漢字「地」の起源:万物の生成の源を表す「土」と古代の生殖崇拝の観念を表す「也」の会意文字


漢字「地」の起源と由来

 ここでも唐漢氏の説には、少し「納得しかねる部分」があるが、部分的にあれこれというより、全体としてどう評価するかということに力点を置いているので、そのまま紹介する。

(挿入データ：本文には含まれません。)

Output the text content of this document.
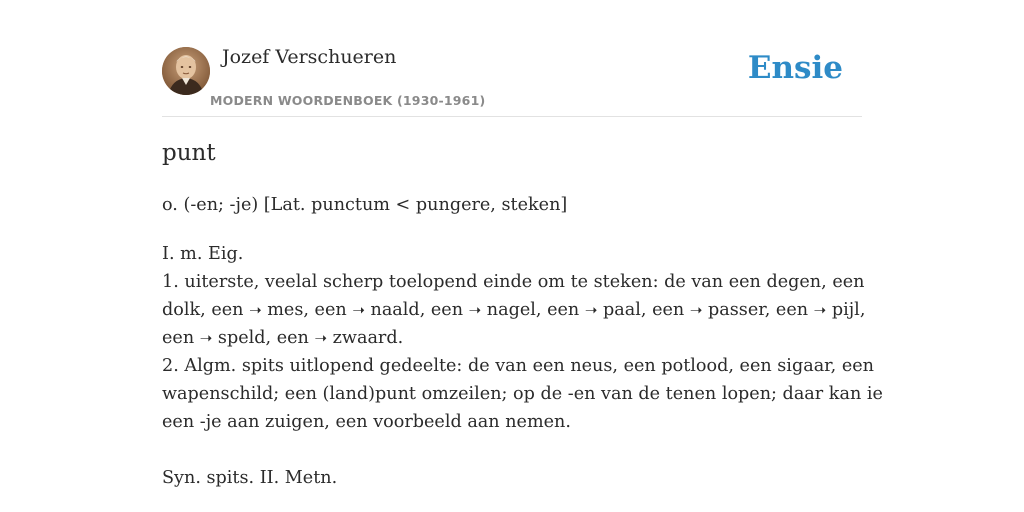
Jozef Verschueren
MODERN WOORDENBOEK (1930-1961)
Ensie
punt
o. (-en; -je) [Lat. punctum < pungere, steken]
I. m. Eig.
1. uiterste, veelal scherp toelopend einde om te steken: de van een degen, een
dolk, een ➝ mes, een ➝ naald, een ➝ nagel, een ➝ paal, een ➝ passer, een ➝ pijl,
een ➝ speld, een ➝ zwaard.
2. Algm. spits uitlopend gedeelte: de van een neus, een potlood, een sigaar, een
wapenschild; een (land)punt omzeilen; op de -en van de tenen lopen; daar kan ie
een -je aan zuigen, een voorbeeld aan nemen.
Syn. spits. II. Metn.
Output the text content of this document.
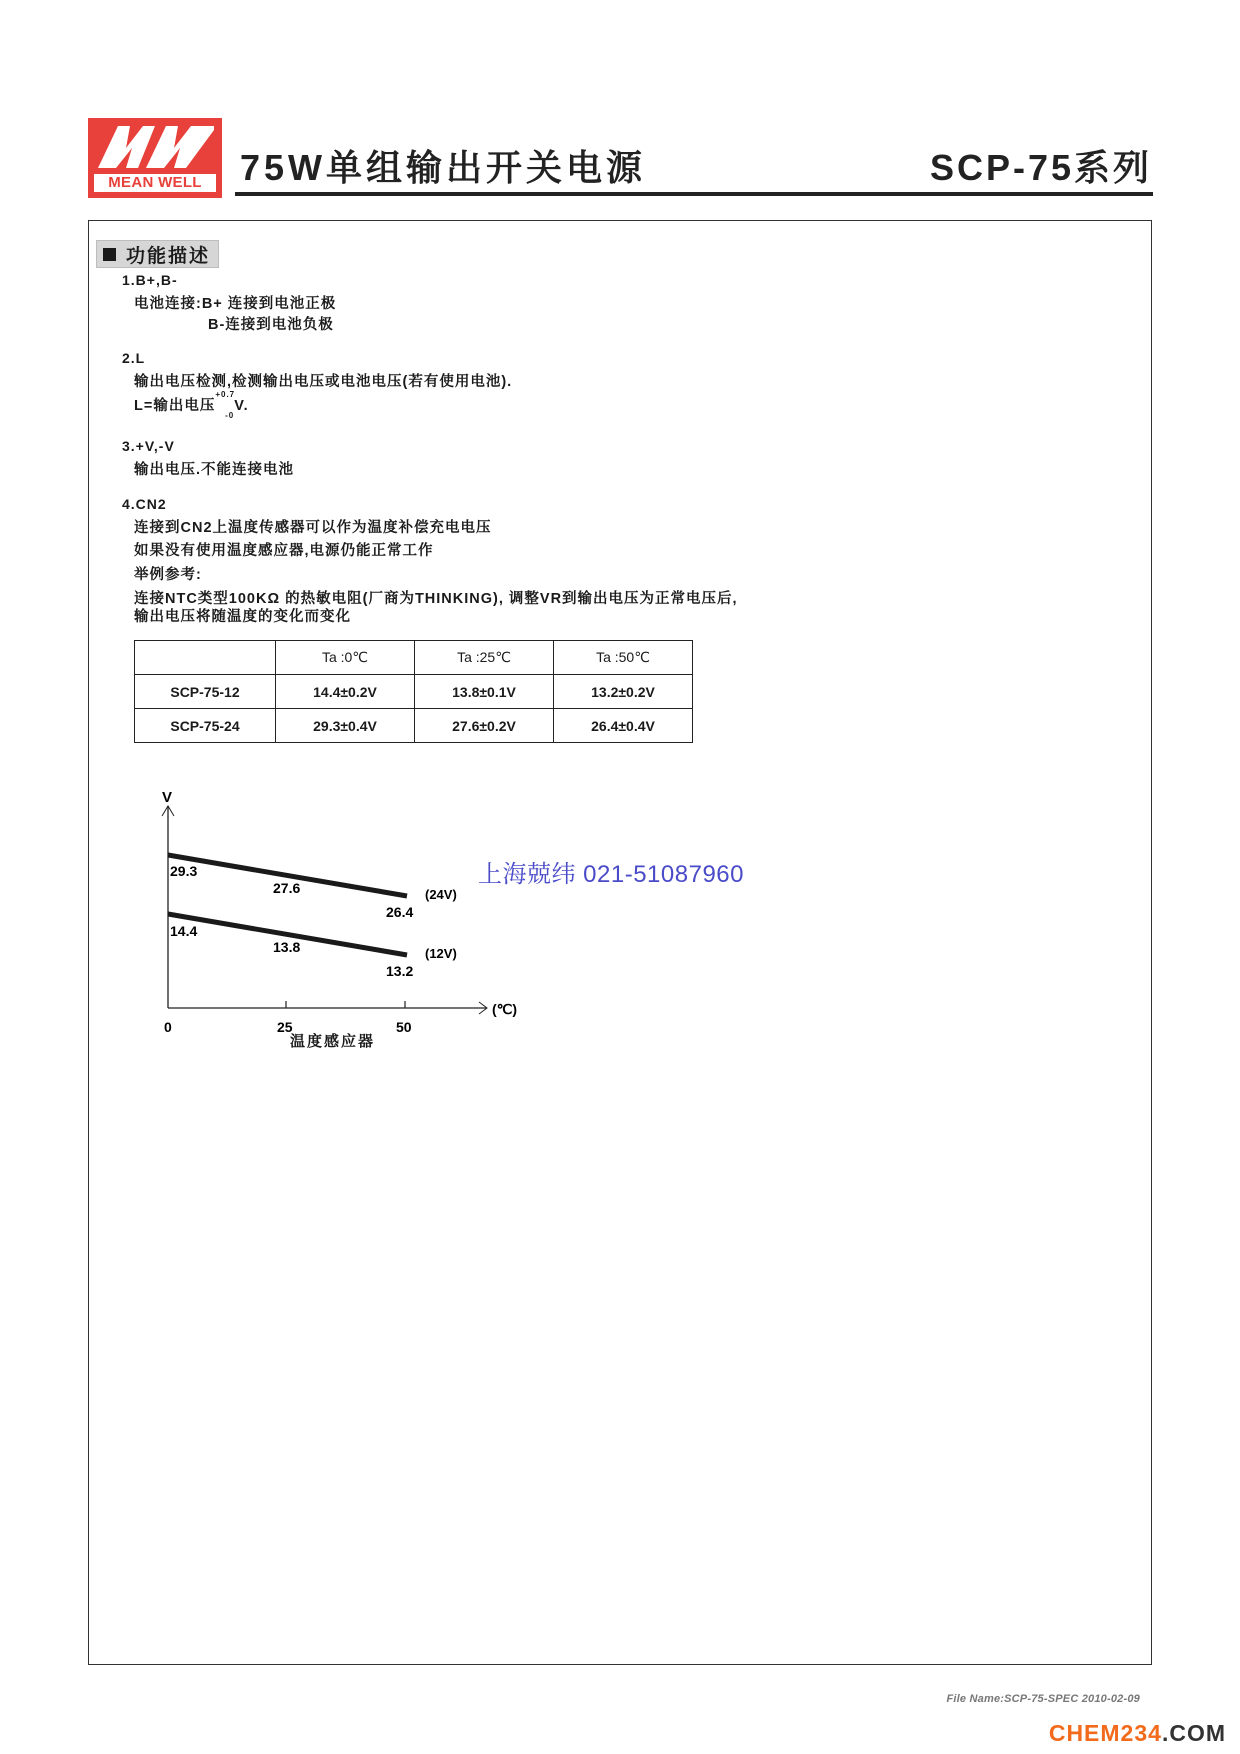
MEAN WELL	75W单组输出开关电源	SCP-75系列
功能描述
1.B+,B-
电池连接:B+ 连接到电池正极
B-连接到电池负极
2.L
输出电压检测,检测输出电压或电池电压(若有使用电池).
L=输出电压$^{+0.7}_{-0}$V.
3.+V,-V
输出电压.不能连接电池
4.CN2
连接到CN2上温度传感器可以作为温度补偿充电电压
如果没有使用温度感应器,电源仍能正常工作
举例参考:
连接NTC类型100KΩ 的热敏电阻(厂商为THINKING), 调整VR到输出电压为正常电压后,
输出电压将随温度的变化而变化
	Ta :0℃	Ta :25℃	Ta :50℃
SCP-75-12	14.4±0.2V	13.8±0.1V	13.2±0.2V
SCP-75-24	29.3±0.4V	27.6±0.2V	26.4±0.4V
V
0	25	50
(℃)
29.3
27.6
26.4
(24V)
14.4
13.8
13.2
(12V)
温度感应器
上海兢纬 021-51087960
File Name:SCP-75-SPEC 2010-02-09
CHEM234.COM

 「地」は説文では、「エネルギーの始め、軽、清、陽は天をなし、重、濁り、陰は地になった。万物を陳列するところ。「地」は土と也の音声からなる。許慎の見るところによれば、天地の形成ないし、混沌とした状態から別れ、軽い清いものが天に昇り、重い汚いものは淀んで地になった。この種の認識と宇宙星雲の実際の形成過程は十分近い。許慎が見てきたように、地はまだ万物の陳列場であった。いうに及ばず、土は万物を生み、地球上に持つ物体全て土地の上のものだ。
 「地」は「土」と「也」からなる。「也」は古文字のなかでは、女性性器の象形である。始まりは古代の生殖崇拝の観念の表現だ。両形の会意で、よく繁殖し全てを慈しみ増やす土で、「地」は天に相対し、地面を表す。